Je t'aime, unique objet qui me défends des morts!

("Querido cuerpo, te amo, único objeto que me defiendes de los muertos.")

Pero estamos en la historia de Jesucristo. Pues bien, justamente, en esa noche del jueves santo, igual que Sócrates, en el momento de morir, Jesús habla de lo puro y de lo no-puro. Después de lavar los pies a los apóstoles, Jesús añade: "El que se ha bañado no tiene necesidad sino de lavarse los pies, porque está limpio entero. Y vosotros estáis limpios, aunque no todos," (Jn. 13,9-11) Y Juan añade: "Porque conocía quién le iba a entregar"; por eso dijo: No todos estáis limpios." En ese lenguaje parabólico, el baño es el símbolo de la pureza total del alma. Pero entre todas esas almas, hay una impura: ¿es la de un leproso? No, es la de un traidor. La traición, esa es, para Jesús, le impureza de las impurezas. Y la traición es ante todo cuestión de juicio, de voluntad, es decir, de alma. La sede de lo puro y de lo impuro, en el cristianismo, es el alma, aun en los pecados de la carne. Y que Platón deje de estorbar el camino...

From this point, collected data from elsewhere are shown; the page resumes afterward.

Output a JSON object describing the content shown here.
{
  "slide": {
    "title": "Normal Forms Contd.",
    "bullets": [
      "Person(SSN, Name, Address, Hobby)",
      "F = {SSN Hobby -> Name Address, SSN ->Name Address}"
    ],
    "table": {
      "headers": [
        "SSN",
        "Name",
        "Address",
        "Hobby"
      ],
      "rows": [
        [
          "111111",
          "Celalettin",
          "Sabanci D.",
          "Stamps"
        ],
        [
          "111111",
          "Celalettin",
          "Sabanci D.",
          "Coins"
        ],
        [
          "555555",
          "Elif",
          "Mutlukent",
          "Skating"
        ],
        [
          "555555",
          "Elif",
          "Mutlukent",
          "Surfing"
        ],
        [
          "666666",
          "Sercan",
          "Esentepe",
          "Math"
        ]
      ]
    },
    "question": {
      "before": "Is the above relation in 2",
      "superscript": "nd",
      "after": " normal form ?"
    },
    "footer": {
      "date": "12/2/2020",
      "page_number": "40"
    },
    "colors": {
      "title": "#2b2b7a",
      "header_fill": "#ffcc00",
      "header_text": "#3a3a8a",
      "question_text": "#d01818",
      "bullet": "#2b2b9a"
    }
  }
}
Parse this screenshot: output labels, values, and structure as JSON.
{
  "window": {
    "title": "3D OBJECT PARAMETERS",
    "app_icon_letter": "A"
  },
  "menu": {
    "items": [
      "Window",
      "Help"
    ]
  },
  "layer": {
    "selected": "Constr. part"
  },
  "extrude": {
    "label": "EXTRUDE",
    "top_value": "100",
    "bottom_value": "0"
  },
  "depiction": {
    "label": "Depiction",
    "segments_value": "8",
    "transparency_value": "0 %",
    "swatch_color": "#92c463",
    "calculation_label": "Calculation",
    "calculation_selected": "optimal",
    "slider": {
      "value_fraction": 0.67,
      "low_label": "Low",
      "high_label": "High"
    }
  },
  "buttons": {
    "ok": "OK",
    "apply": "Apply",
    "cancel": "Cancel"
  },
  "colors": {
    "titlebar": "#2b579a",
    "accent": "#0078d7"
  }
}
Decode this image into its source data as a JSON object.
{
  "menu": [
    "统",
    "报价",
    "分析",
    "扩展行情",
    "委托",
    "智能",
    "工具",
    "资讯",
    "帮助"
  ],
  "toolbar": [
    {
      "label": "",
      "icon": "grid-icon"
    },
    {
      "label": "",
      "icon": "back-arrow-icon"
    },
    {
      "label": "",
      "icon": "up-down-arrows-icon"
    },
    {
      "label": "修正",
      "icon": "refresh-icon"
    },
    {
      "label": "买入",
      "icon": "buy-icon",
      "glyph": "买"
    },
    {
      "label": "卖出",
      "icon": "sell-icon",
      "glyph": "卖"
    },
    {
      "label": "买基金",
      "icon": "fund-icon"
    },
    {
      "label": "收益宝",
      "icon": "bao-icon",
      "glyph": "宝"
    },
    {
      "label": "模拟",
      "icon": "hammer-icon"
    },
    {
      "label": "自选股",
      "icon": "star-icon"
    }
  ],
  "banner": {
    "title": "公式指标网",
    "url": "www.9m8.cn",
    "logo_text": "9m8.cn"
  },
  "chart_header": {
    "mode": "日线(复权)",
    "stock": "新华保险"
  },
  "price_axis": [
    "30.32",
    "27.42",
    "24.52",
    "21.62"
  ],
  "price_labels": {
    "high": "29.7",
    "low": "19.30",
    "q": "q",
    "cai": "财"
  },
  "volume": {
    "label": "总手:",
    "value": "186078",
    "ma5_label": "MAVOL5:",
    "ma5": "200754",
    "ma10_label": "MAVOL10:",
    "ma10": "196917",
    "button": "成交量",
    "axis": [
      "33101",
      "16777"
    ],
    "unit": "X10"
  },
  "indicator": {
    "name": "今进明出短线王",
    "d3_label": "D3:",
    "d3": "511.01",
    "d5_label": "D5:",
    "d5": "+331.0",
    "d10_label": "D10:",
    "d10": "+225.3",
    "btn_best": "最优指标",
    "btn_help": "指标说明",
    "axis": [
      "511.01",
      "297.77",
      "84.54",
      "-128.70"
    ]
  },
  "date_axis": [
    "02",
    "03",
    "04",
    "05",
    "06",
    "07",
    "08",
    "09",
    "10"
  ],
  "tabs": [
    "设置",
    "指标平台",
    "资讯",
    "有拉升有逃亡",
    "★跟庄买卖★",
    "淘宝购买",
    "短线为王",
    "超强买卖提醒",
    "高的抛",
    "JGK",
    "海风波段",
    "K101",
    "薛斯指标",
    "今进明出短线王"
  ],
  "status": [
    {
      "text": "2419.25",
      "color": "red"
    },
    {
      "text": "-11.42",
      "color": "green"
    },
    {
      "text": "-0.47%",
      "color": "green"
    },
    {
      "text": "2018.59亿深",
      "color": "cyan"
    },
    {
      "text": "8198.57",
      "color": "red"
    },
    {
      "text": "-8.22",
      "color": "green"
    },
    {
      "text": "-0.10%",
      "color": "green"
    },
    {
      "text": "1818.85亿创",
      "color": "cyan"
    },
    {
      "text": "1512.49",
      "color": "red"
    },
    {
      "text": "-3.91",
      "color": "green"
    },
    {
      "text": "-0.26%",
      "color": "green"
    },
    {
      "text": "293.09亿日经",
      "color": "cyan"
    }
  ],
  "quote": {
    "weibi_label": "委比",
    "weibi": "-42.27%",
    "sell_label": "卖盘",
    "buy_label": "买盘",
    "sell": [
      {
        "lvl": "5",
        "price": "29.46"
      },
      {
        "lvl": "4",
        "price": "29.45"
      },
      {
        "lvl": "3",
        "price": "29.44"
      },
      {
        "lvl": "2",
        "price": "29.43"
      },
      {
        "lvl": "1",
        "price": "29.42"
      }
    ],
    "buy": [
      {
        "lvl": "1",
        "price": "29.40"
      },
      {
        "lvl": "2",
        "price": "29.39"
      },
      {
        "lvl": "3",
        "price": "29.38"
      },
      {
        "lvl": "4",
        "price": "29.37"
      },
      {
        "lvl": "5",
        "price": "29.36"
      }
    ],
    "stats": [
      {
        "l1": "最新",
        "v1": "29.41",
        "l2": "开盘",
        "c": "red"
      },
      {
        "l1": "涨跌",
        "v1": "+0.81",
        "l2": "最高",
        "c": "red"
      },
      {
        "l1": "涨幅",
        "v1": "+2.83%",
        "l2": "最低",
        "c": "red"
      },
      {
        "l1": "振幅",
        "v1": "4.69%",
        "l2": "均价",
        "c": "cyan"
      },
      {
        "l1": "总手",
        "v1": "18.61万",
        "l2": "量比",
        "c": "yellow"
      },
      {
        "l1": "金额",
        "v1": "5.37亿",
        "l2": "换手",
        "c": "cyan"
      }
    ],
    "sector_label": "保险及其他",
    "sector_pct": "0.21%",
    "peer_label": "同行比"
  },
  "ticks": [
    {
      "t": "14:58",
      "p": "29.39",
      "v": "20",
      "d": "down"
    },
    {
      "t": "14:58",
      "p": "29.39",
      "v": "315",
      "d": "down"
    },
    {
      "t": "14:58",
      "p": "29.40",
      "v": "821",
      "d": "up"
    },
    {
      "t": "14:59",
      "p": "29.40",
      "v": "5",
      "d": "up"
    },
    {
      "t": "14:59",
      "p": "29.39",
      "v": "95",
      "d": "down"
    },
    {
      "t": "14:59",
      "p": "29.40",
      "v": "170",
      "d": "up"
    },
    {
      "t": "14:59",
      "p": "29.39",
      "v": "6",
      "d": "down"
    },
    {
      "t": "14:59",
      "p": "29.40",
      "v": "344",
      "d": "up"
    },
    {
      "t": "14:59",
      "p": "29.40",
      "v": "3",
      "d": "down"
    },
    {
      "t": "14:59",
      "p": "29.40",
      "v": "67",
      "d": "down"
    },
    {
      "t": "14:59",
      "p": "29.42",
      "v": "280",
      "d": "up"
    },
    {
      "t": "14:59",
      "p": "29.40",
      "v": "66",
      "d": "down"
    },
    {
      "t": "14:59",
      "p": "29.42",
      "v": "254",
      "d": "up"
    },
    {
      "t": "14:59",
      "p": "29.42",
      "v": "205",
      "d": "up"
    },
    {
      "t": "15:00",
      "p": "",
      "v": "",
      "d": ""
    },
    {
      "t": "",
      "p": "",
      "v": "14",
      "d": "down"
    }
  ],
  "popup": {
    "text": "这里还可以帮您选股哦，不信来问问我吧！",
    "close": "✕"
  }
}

En cuanto cristiano, estoy dispuesto a admitir que no haya en el mundo más que un solo cuerpo humano que sea puro por su propio mérito, el de Jesucristo, pero es un cuerpo. Ave verum corpus, natum de María Virgine. Y Platón no aceptaría que un cuerpo sea puro. Estoy igualmente dispuesto al admitir que haya una sola alma humana pura por su propio mérito, y es la de Jesucristo; eso, tampoco lo aceptaría Platón: para él, un alma es pura en la medida que es ella misma, separada de su cuerpo. Toda esa hermosa. Filosofía platónica es contraria sin duda al último artículo de nuestro Credo. Creo resurrección de la carne".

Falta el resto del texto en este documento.